D’où viennent-ils ? Est-il important de savoir à quelle divinité se vouer ? Quels sont les sanctuaires les plus insolites ? Comment expliquer que des non-Japonais sont attirés par le shintoïsme ? Hirafuji Kikuko, professeure d’études shintô à l’université Kokugakuin, répond à nos nombreuses interrogations.

Hirafuji Kikuko HIRAFUJI Kikuko

Professeur d’études shintô à l’université Kokugakuin, spécialiste de mythologie. Née en 1972. Elle préside le centre de recherche en culture japonaise de l’université Kokugakuin. Elle est l’auteure de nombreux ouvrages se rapportant à la mythologie et aux divinités.

Le côté humain des dieux japonais

— Le panthéon japonais compte un grand nombre de divinités, aussi diverses que variées. D’où vient cette multiplicité ?

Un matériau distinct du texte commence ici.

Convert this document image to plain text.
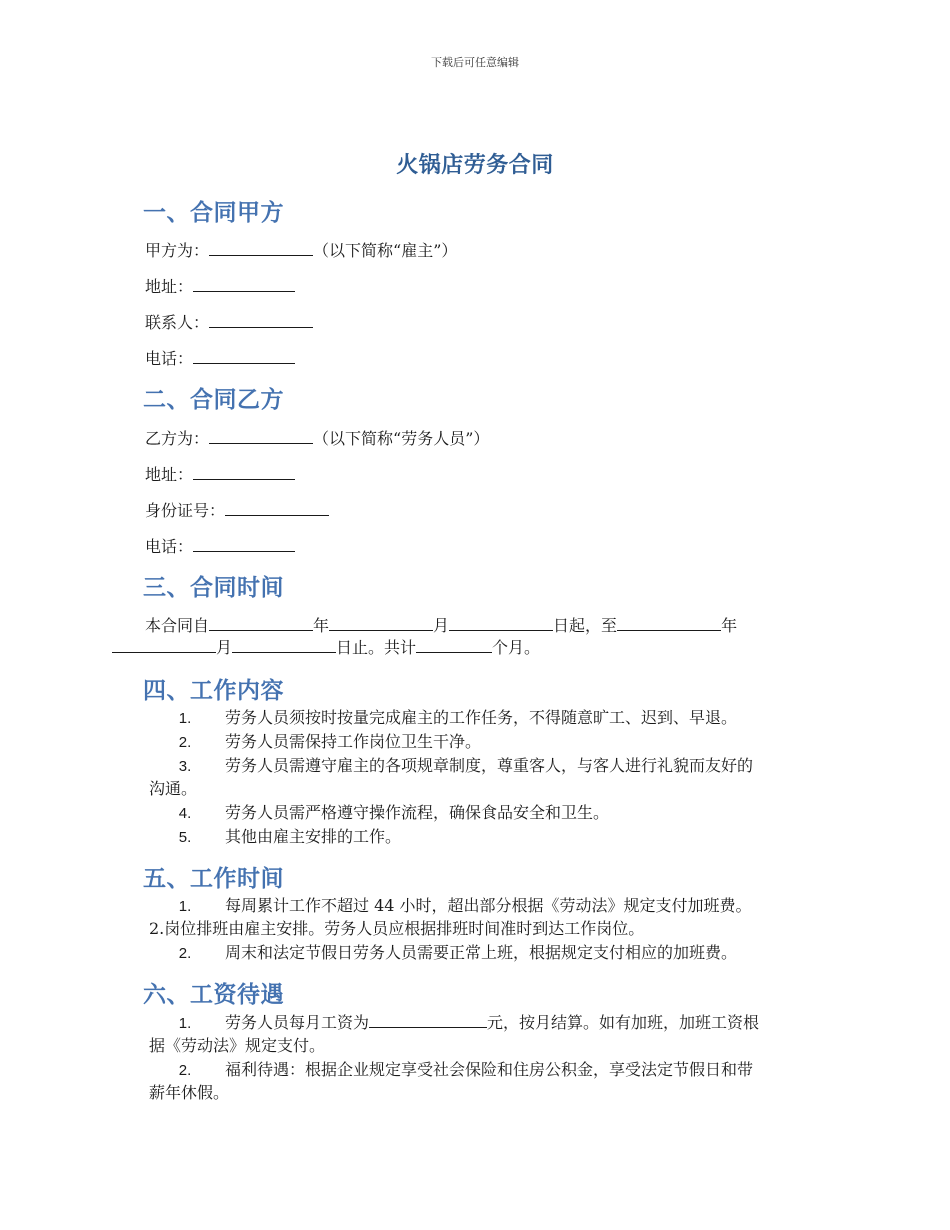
下载后可任意编辑
火锅店劳务合同
一、合同甲方
甲方为：	（以下简称“雇主”）
地址：
联系人：
电话：
二、合同乙方
乙方为：	（以下简称“劳务人员”）
地址：
身份证号：
电话：
三、合同时间
本合同自	年	月	日起，至	年
月	日止。共计	个月。
四、工作内容
1. 劳务人员须按时按量完成雇主的工作任务，不得随意旷工、迟到、早退。
2. 劳务人员需保持工作岗位卫生干净。
3. 劳务人员需遵守雇主的各项规章制度，尊重客人，与客人进行礼貌而友好的
沟通。
4. 劳务人员需严格遵守操作流程，确保食品安全和卫生。
5. 其他由雇主安排的工作。
五、工作时间
1. 每周累计工作不超过 44 小时，超出部分根据《劳动法》规定支付加班费。
2.岗位排班由雇主安排。劳务人员应根据排班时间准时到达工作岗位。
2. 周末和法定节假日劳务人员需要正常上班，根据规定支付相应的加班费。
六、工资待遇
1. 劳务人员每月工资为	元，按月结算。如有加班，加班工资根
据《劳动法》规定支付。
2. 福利待遇：根据企业规定享受社会保险和住房公积金，享受法定节假日和带
薪年休假。
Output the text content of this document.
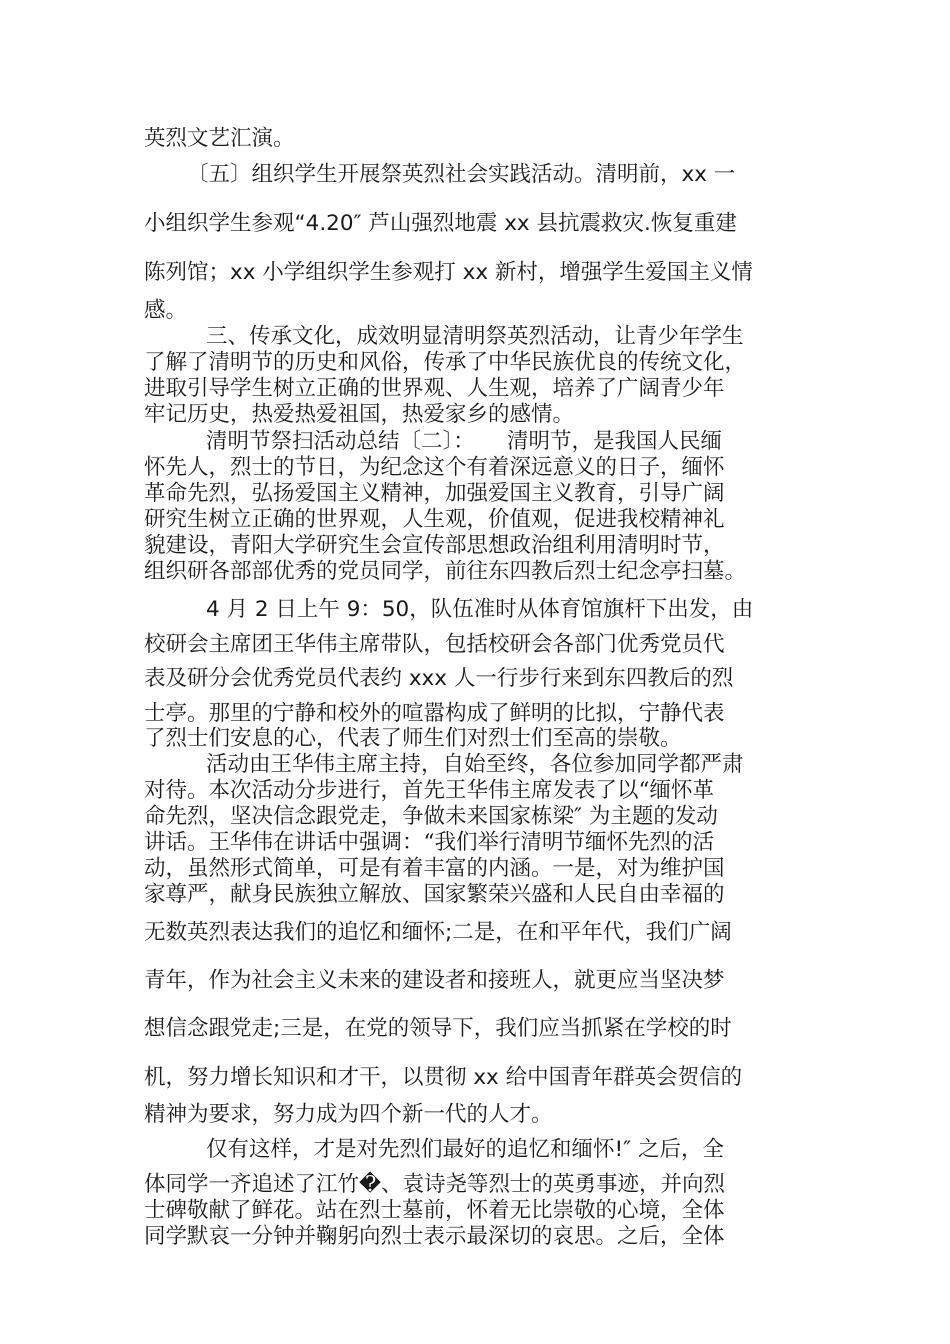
英烈文艺汇演。
〔五〕组织学生开展祭英烈社会实践活动。清明前，xx 一
小组织学生参观“4.20″ 芦山强烈地震 xx 县抗震救灾.恢复重建
陈列馆；xx 小学组织学生参观打 xx 新村，增强学生爱国主义情
感。
三、传承文化，成效明显清明祭英烈活动，让青少年学生
了解了清明节的历史和风俗，传承了中华民族优良的传统文化，
进取引导学生树立正确的世界观、人生观，培养了广阔青少年
牢记历史，热爱热爱祖国，热爱家乡的感情。
清明节祭扫活动总结〔二〕：　　清明节，是我国人民缅
怀先人，烈士的节日，为纪念这个有着深远意义的日子，缅怀
革命先烈，弘扬爱国主义精神，加强爱国主义教育，引导广阔
研究生树立正确的世界观，人生观，价值观，促进我校精神礼
貌建设，青阳大学研究生会宣传部思想政治组利用清明时节，
组织研各部部优秀的党员同学，前往东四教后烈士纪念亭扫墓。
4 月 2 日上午 9：50，队伍准时从体育馆旗杆下出发，由
校研会主席团王华伟主席带队，包括校研会各部门优秀党员代
表及研分会优秀党员代表约 xxx 人一行步行来到东四教后的烈
士亭。那里的宁静和校外的喧嚣构成了鲜明的比拟，宁静代表
了烈士们安息的心，代表了师生们对烈士们至高的崇敬。
活动由王华伟主席主持，自始至终，各位参加同学都严肃
对待。本次活动分步进行，首先王华伟主席发表了以“缅怀革
命先烈，坚决信念跟党走，争做未来国家栋梁″ 为主题的发动
讲话。王华伟在讲话中强调：“我们举行清明节缅怀先烈的活
动，虽然形式简单，可是有着丰富的内涵。一是，对为维护国
家尊严，献身民族独立解放、国家繁荣兴盛和人民自由幸福的
无数英烈表达我们的追忆和缅怀;二是，在和平年代，我们广阔
青年，作为社会主义未来的建设者和接班人，就更应当坚决梦
想信念跟党走;三是，在党的领导下，我们应当抓紧在学校的时
机，努力增长知识和才干，以贯彻 xx 给中国青年群英会贺信的
精神为要求，努力成为四个新一代的人才。
仅有这样，才是对先烈们最好的追忆和缅怀!″ 之后，全
体同学一齐追述了江竹�、袁诗尧等烈士的英勇事迹，并向烈
士碑敬献了鲜花。站在烈士墓前，怀着无比崇敬的心境，全体
同学默哀一分钟并鞠躬向烈士表示最深切的哀思。之后，全体
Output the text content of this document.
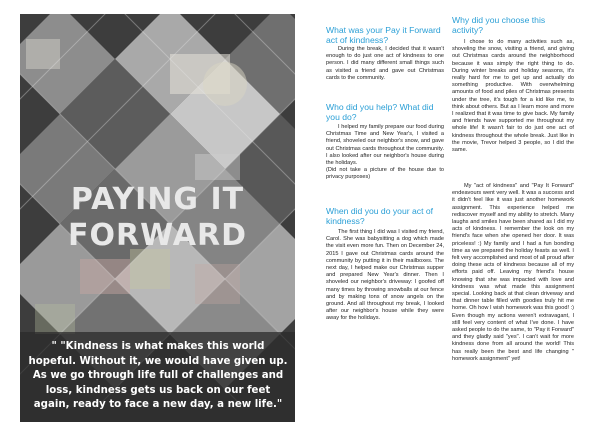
PAYING IT
FORWARD
" "Kindness is what makes this world hopeful. Without it, we would have given up. As we go through life full of challenges and loss, kindness gets us back on our feet again, ready to face a new day, a new life."
What was your Pay it Forward act of kindness?

During the break, I decided that it wasn't enough to do just one act of kindness to one person. I did many different small things such as visited a friend and gave out Christmas cards to the community.

Who did you help? What did you do?
I helped my family prepare our food during Christmas Time and New Year's, I visited a friend, shoveled our neighbor's snow, and gave out Christmas cards throughout the community. I also looked after our neighbor's house during the holidays.
(Did not take a picture of the house due to privacy purposes)
When did you do your act of kindness?

The first thing I did was I visited my friend, Carol. She was babysitting a dog which made the visit even more fun. Then on December 24, 2015 I gave out Christmas cards around the community by putting it in their mailboxes. The next day, I helped make our Christmas supper and prepared New Year's dinner. Then I shoveled our neighbor's driveway: I goofed off many times by throwing snowballs at our fence and by making tons of snow angels on the ground. And all throughout my break, I looked after our neighbor's house while they were away for the holidays.

Why did you choose this activity?

I chose to do many activities such as, shoveling the snow, visiting a friend, and giving out Christmas cards around the neighborhood because it was simply the right thing to do. During winter breaks and holiday seasons, it's really hard for me to get up and actually do something productive. With overwhelming amounts of food and piles of Christmas presents under the tree, it's tough for a kid like me, to think about others. But as I learn more and more I realized that it was time to give back. My family and friends have supported me throughout my whole life! It wasn't fair to do just one act of kindness throughout the whole break. Just like in the movie, Trevor helped 3 people, so I did the same.

My "act of kindness" and "Pay It Forward" endeavours went very well. It was a success and it didn't feel like it was just another homework assignment. This experience helped me rediscover myself and my ability to stretch. Many laughs and smiles have been shared as I did my acts of kindness. I remember the look on my friend's face when she opened her door. It was priceless! :) My family and I had a fun bonding time as we prepared the holiday feasts as well. I felt very accomplished and most of all proud after doing these acts of kindness because all of my efforts paid off. Leaving my friend's house knowing that she was impacted with love and kindness was what made this assignment special. Looking back at that clean driveway and that dinner table filled with goodies truly hit me home. Oh how I wish homework was this good! :) Even though my actions weren't extravagant, I still feel very content of what I've done. I have asked people to do the same, to "Pay it Forward" and they gladly said "yes". I can't wait for more kindness done from all around the world! This has really been the best and life changing " homework assignment" yet!
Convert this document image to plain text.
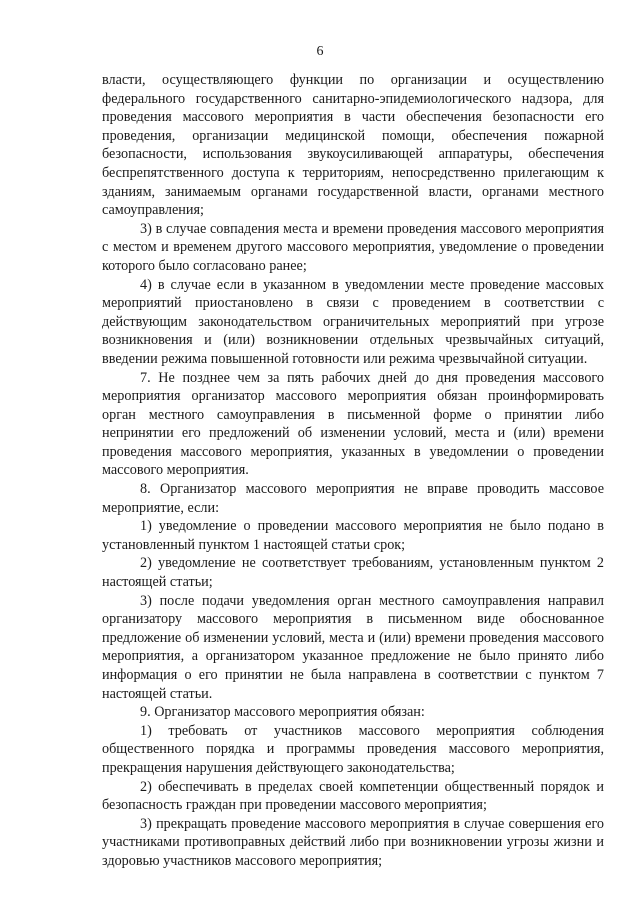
6

власти, осуществляющего функции по организации и осуществлению федерального государственного санитарно-эпидемиологического надзора, для проведения массового мероприятия в части обеспечения безопасности его проведения, организации медицинской помощи, обеспечения пожарной безопасности, использования звукоусиливающей аппаратуры, обеспечения беспрепятственного доступа к территориям, непосредственно прилегающим к зданиям, занимаемым органами государственной власти, органами местного самоуправления;

3) в случае совпадения места и времени проведения массового мероприятия с местом и временем другого массового мероприятия, уведомление о проведении которого было согласовано ранее;

4) в случае если в указанном в уведомлении месте проведение массовых мероприятий приостановлено в связи с проведением в соответствии с действующим законодательством ограничительных мероприятий при угрозе возникновения и (или) возникновении отдельных чрезвычайных ситуаций, введении режима повышенной готовности или режима чрезвычайной ситуации.

7. Не позднее чем за пять рабочих дней до дня проведения массового мероприятия организатор массового мероприятия обязан проинформировать орган местного самоуправления в письменной форме о принятии либо непринятии его предложений об изменении условий, места и (или) времени проведения массового мероприятия, указанных в уведомлении о проведении массового мероприятия.

8. Организатор массового мероприятия не вправе проводить массовое мероприятие, если:

1) уведомление о проведении массового мероприятия не было подано в установленный пунктом 1 настоящей статьи срок;

2) уведомление не соответствует требованиям, установленным пунктом 2 настоящей статьи;

3) после подачи уведомления орган местного самоуправления направил организатору массового мероприятия в письменном виде обоснованное предложение об изменении условий, места и (или) времени проведения массового мероприятия, а организатором указанное предложение не было принято либо информация о его принятии не была направлена в соответствии с пунктом 7 настоящей статьи.

9. Организатор массового мероприятия обязан:

1) требовать от участников массового мероприятия соблюдения общественного порядка и программы проведения массового мероприятия, прекращения нарушения действующего законодательства;

2) обеспечивать в пределах своей компетенции общественный порядок и безопасность граждан при проведении массового мероприятия;

3) прекращать проведение массового мероприятия в случае совершения его участниками противоправных действий либо при возникновении угрозы жизни и здоровью участников массового мероприятия;
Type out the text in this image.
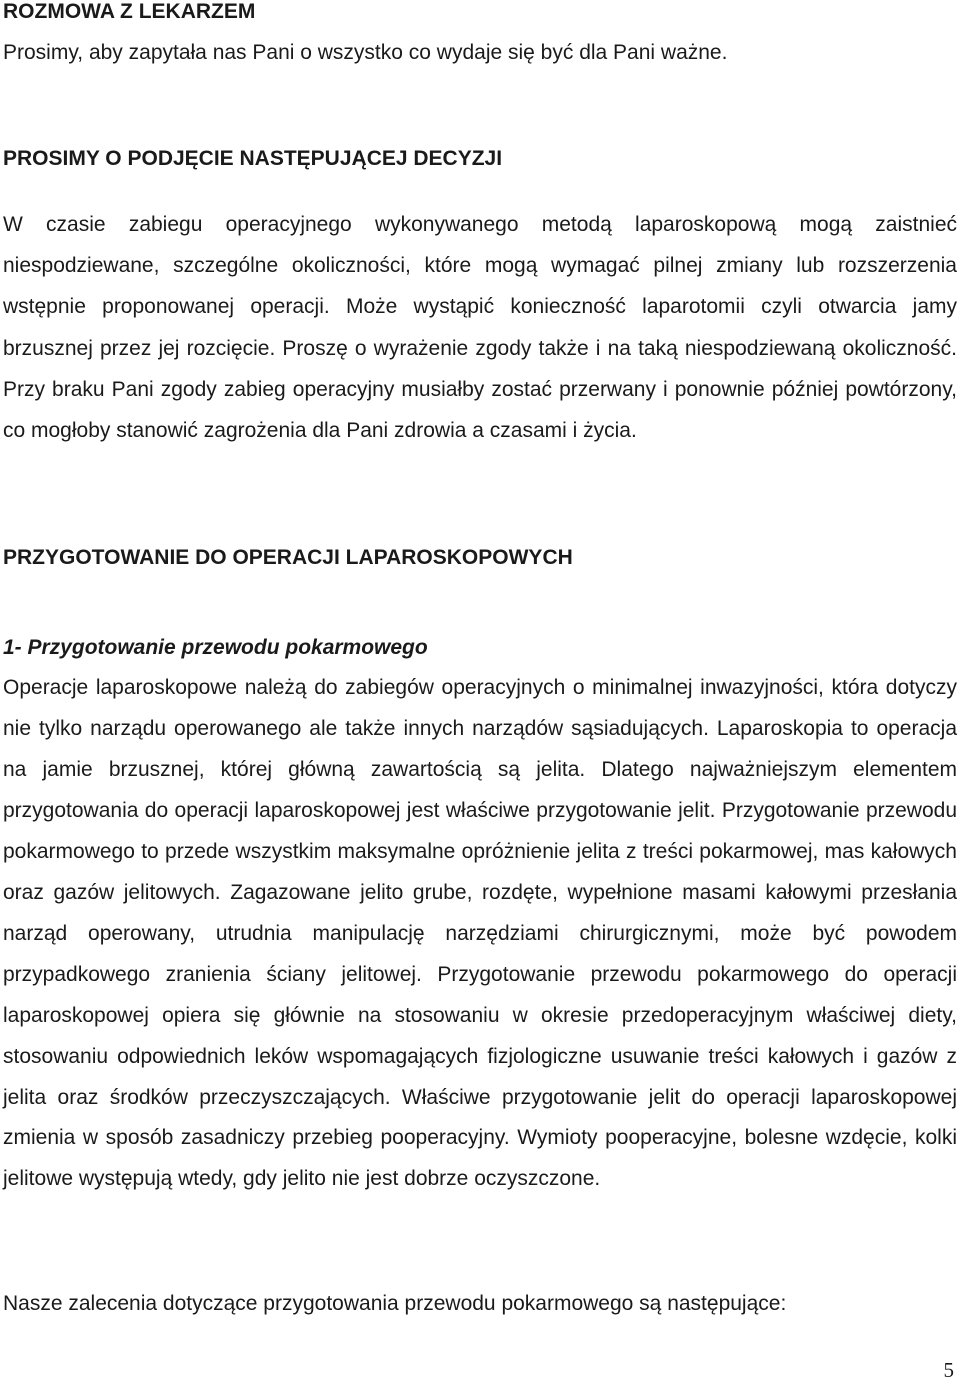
ROZMOWA Z LEKARZEM

Prosimy, aby zapytała nas Pani o wszystko co wydaje się być dla Pani ważne.

PROSIMY O PODJĘCIE NASTĘPUJĄCEJ DECYZJI

W czasie zabiegu operacyjnego wykonywanego metodą laparoskopową mogą zaistnieć niespodziewane, szczególne okoliczności, które mogą wymagać pilnej zmiany lub rozszerzenia wstępnie proponowanej operacji. Może wystąpić konieczność laparotomii czyli otwarcia jamy brzusznej przez jej rozcięcie. Proszę o wyrażenie zgody także i na taką niespodziewaną okoliczność. Przy braku Pani zgody zabieg operacyjny musiałby zostać przerwany i ponownie później powtórzony, co mogłoby stanowić zagrożenia dla Pani zdrowia a czasami i życia.

PRZYGOTOWANIE DO OPERACJI LAPAROSKOPOWYCH

1- Przygotowanie przewodu pokarmowego

Operacje laparoskopowe należą do zabiegów operacyjnych o minimalnej inwazyjności, która dotyczy nie tylko narządu operowanego ale także innych narządów sąsiadujących. Laparoskopia to operacja na jamie brzusznej, której główną zawartością są jelita. Dlatego najważniejszym elementem przygotowania do operacji laparoskopowej jest właściwe przygotowanie jelit. Przygotowanie przewodu pokarmowego to przede wszystkim maksymalne opróżnienie jelita z treści pokarmowej, mas kałowych oraz gazów jelitowych. Zagazowane jelito grube, rozdęte, wypełnione masami kałowymi przesłania narząd operowany, utrudnia manipulację narzędziami chirurgicznymi, może być powodem przypadkowego zranienia ściany jelitowej. Przygotowanie przewodu pokarmowego do operacji laparoskopowej opiera się głównie na stosowaniu w okresie przedoperacyjnym właściwej diety, stosowaniu odpowiednich leków wspomagających fizjologiczne usuwanie treści kałowych i gazów z jelita oraz środków przeczyszczających. Właściwe przygotowanie jelit do operacji laparoskopowej zmienia w sposób zasadniczy przebieg pooperacyjny. Wymioty pooperacyjne, bolesne wzdęcie, kolki jelitowe występują wtedy, gdy jelito nie jest dobrze oczyszczone.

Nasze zalecenia dotyczące przygotowania przewodu pokarmowego są następujące:

5
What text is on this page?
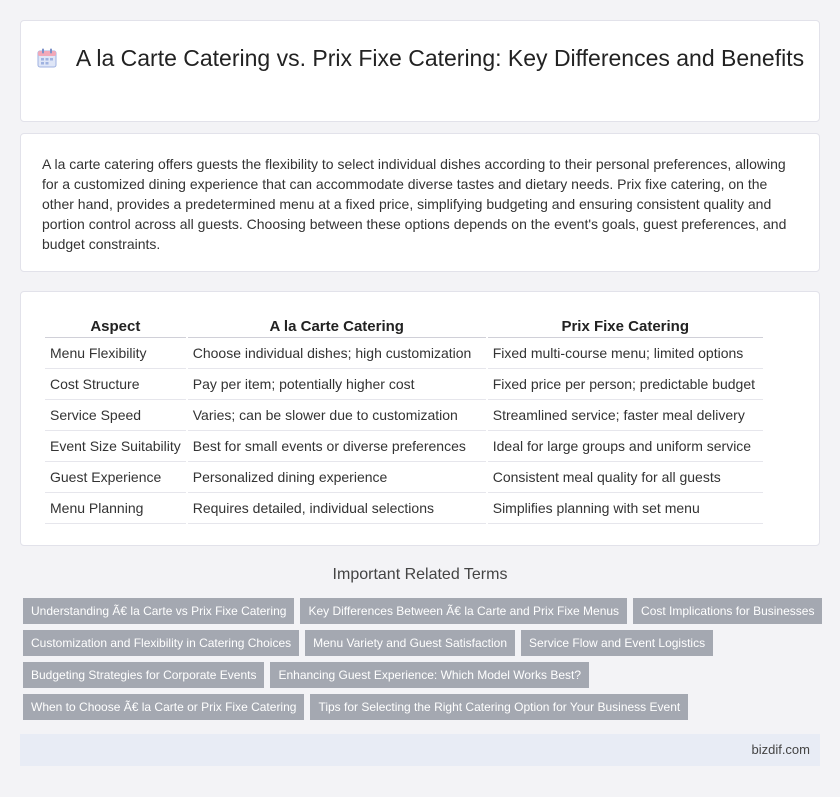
A la Carte Catering vs. Prix Fixe Catering: Key Differences and Benefits
A la carte catering offers guests the flexibility to select individual dishes according to their personal preferences, allowing for a customized dining experience that can accommodate diverse tastes and dietary needs. Prix fixe catering, on the other hand, provides a predetermined menu at a fixed price, simplifying budgeting and ensuring consistent quality and portion control across all guests. Choosing between these options depends on the event's goals, guest preferences, and budget constraints.
Aspect	A la Carte Catering	Prix Fixe Catering
Menu Flexibility	Choose individual dishes; high customization	Fixed multi-course menu; limited options
Cost Structure	Pay per item; potentially higher cost	Fixed price per person; predictable budget
Service Speed	Varies; can be slower due to customization	Streamlined service; faster meal delivery
Event Size Suitability	Best for small events or diverse preferences	Ideal for large groups and uniform service
Guest Experience	Personalized dining experience	Consistent meal quality for all guests
Menu Planning	Requires detailed, individual selections	Simplifies planning with set menu
Important Related Terms
Understanding Ã€ la Carte vs Prix Fixe Catering	Key Differences Between Ã€ la Carte and Prix Fixe Menus	Cost Implications for Businesses
Customization and Flexibility in Catering Choices	Menu Variety and Guest Satisfaction	Service Flow and Event Logistics
Budgeting Strategies for Corporate Events	Enhancing Guest Experience: Which Model Works Best?
When to Choose Ã€ la Carte or Prix Fixe Catering	Tips for Selecting the Right Catering Option for Your Business Event
bizdif.com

HIRAFUJI KIKUKO  Il est difficile de savoir quand les dieux japonais, ou kami, ont vraiment fait leur entrée dans la mythologie du pays. Ils seraient issus d’anciens cultes de la nature. Quand la riziculture se développe sur l’Archipel pendant la période Yayoi [de - 300 à 300 ], les Japonais vénèrent alors la nature, le soleil et les montagnes. Ces forces ne sont pas associées à une apparence précise, ce n’est qu’après qu’on leur a prêté une forme humaine. À partir du VIe siècle avec la diffusion du bouddhisme, on commence à en trouver des représentations anthropomorphes en peinture ou en sculpture. Au VIIIe siècle, différents récits mythologiques rassemblés dans le Kojiki (Chroniques des faits anciens), le Nihon shoki (Chroniques du Japon) et autres ouvrages, donnent naissance au panthéon japonais.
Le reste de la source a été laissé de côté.